$10 incentives used in the study may have been too small to garner a response
MONDAY, April 22, 2019 (HealthDay News) — Financial incentives do not increase response rates among patients mailed at-home colorectal cancer screening tests, according to a study published online March 22 in JAMA Network Open.
Shivan J. Mehta, M.D., of the Perelman School of Medicine at the University of Pennsylvania in Philadelphia, and colleagues conducted a randomized clinical trial of 897 patients to assess the effects of financial incentives on response rates to a mailed colorectal cancer test. All patients were selected from electronic health records because they were overdue for colorectal screening. There were four arms: no incentive (patients received just the fecal immunochemical test [FIT]), unconditional incentive (patients received the FIT and a $10 incentive), conditional incentive (patients received the FIT and were promised a $10 incentive upon returning the completed test), and lottery incentive (patients received the test and were promised entry into a high-payoff lottery if they returned the completed test).

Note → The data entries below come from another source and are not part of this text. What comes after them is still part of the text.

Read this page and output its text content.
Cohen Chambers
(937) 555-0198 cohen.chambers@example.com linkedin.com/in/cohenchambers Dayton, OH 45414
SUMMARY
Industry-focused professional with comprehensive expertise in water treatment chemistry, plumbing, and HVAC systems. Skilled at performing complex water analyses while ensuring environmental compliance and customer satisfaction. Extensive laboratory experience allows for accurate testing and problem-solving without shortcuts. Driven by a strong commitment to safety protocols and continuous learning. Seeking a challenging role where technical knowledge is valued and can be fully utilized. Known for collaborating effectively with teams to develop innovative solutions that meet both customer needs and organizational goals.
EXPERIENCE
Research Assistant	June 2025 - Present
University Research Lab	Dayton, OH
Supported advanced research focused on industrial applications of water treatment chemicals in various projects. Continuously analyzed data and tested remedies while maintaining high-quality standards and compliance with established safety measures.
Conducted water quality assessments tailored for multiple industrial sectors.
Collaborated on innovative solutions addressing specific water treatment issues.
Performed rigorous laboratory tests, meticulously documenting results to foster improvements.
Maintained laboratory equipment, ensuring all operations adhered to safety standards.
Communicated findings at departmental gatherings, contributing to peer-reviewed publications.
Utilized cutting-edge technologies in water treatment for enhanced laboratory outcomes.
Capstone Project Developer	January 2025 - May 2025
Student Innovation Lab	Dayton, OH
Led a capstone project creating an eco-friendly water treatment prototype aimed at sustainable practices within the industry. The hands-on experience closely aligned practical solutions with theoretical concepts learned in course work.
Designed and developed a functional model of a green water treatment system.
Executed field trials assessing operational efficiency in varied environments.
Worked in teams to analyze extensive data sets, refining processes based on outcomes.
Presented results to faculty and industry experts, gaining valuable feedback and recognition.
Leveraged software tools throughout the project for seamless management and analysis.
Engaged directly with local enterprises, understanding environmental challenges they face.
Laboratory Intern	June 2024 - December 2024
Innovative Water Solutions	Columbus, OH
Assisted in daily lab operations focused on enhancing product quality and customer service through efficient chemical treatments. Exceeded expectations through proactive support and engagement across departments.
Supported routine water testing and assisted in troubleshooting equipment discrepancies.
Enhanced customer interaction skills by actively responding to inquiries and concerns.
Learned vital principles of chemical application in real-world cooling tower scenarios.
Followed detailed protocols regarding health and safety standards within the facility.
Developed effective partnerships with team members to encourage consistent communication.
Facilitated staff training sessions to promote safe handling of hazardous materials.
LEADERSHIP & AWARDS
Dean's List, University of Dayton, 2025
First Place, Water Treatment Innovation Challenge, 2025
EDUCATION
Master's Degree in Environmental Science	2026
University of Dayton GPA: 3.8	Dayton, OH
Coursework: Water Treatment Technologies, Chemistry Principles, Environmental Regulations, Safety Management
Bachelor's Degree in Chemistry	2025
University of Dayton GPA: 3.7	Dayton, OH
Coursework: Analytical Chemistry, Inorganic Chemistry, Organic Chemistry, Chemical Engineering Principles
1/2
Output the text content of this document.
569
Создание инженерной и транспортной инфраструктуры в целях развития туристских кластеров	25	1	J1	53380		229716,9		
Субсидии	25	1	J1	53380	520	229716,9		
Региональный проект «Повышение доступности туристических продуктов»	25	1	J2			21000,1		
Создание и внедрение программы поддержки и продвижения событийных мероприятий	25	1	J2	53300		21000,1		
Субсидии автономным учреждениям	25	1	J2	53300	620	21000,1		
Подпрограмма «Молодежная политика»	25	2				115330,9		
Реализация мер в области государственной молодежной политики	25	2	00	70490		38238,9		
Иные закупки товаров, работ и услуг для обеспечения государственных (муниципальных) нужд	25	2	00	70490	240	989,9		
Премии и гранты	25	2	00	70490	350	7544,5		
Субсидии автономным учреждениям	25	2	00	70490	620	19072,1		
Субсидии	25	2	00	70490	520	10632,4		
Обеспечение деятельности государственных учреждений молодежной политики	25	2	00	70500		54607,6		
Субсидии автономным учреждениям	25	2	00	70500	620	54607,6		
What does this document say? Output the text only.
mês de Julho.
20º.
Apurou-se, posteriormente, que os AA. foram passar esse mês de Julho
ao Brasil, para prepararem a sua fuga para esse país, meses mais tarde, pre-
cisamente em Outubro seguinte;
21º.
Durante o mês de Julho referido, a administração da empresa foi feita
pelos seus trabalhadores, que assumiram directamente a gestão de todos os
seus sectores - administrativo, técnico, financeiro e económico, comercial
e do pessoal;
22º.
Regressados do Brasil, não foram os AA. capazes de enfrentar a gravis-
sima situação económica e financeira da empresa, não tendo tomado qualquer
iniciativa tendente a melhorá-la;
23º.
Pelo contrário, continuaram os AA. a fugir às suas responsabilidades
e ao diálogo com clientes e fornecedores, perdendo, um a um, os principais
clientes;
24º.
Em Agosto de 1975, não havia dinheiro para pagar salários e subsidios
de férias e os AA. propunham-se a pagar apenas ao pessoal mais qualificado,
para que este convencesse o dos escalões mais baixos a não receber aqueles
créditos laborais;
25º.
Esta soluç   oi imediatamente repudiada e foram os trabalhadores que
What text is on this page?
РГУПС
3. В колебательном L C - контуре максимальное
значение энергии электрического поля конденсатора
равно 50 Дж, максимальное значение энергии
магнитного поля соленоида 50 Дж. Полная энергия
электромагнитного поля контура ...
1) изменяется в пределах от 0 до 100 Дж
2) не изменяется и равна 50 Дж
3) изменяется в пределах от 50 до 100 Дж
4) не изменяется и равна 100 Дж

The researchers found that 23.5 percent of patients returned their completed kits within two months of receipt, and 28.9 percent returned their kits within six months. At both two and six months, none of the incentive arms had a statistically better response rate compared with the no-incentive arm.
“Different forms of financial incentives of the same expected value ($10) did not increase fecal immunochemical test completion rates, as the incentive value have been too small or financial incentives may not be effective in this context,” the authors write. “Further efforts are needed to enhance uptake of colorectal cancer screening to make it more scalable and effective.”